We analysed longitudinal data of 4523 Dutch individuals (50–74 years at baseline) participating in round I of a one-sample FIT screening programme, of which 3427 individuals also participated in round II after 1–3 years. The cohort was followed until 2 years after round II. In both rounds, a cut-off level of ≥50 ng haemoglobin (Hb)/mL buffer (corresponding to 10 µg Hb/g faeces) was used, representing the standard scenario. We determined the cumulative positivity rate (PR) and the numbers of subjects diagnosed with advanced adenomas (N_AdvAd) and early stage CRC (N_earlyCRC) in the cohort over two rounds of screening (standard scenario) and compared it with hypothetical single-round screening with use of a lower cut-off and omission of the second round (alternative scenario).

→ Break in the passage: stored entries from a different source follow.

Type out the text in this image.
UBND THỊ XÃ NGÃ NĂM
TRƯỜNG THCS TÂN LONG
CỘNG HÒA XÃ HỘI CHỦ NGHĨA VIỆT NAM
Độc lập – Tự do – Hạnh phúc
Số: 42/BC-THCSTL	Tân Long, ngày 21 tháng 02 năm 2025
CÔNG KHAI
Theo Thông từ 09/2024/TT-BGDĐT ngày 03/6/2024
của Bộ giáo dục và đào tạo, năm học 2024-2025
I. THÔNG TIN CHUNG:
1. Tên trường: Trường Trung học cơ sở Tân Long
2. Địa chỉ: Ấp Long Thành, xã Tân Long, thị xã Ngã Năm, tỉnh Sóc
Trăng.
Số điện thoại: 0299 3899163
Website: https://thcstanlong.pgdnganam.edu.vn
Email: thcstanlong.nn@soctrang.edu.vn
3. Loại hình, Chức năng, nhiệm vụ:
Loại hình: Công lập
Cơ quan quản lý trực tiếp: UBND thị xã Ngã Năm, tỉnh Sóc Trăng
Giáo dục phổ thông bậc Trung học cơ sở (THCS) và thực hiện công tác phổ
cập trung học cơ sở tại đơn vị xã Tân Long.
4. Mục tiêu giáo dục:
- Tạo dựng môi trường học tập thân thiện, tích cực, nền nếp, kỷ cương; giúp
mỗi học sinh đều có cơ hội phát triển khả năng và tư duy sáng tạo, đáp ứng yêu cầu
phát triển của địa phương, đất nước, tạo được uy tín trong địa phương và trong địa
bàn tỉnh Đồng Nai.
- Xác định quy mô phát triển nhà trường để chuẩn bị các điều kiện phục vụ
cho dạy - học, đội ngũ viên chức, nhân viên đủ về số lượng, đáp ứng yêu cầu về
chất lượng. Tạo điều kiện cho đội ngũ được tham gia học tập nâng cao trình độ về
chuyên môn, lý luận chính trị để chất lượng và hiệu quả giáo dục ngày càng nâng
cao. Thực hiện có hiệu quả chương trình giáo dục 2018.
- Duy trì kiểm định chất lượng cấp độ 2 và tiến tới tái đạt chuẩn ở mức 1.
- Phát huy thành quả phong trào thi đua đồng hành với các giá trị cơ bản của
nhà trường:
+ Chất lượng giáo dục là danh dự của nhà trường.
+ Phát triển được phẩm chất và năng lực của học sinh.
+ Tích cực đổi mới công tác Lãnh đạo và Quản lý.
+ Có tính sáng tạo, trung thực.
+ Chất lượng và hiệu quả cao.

In the standard scenario, the cumulative (ie, round I and II combined) PR, N_AdvAd and N_earlyCRC were 13%, 180% and 26%, respectively. In alternative scenarios using a cut-off level of respectively ≥11 and ≥22 ng/HbmL buffer (corresponding to 2 and 4 µg Hb/g faeces), the PRs were 18% and 13%, the N_AdvAd were 180 and 162 and the N_earlyCRC ranged between 22–27 and 22–26.


The diagnostic yield of FIT screening using a lowered positivity threshold in combination with an extended screening interval (up to 5 years) may be similar to conventional FIT strategies. This justifies and motivates further research steps in this direction.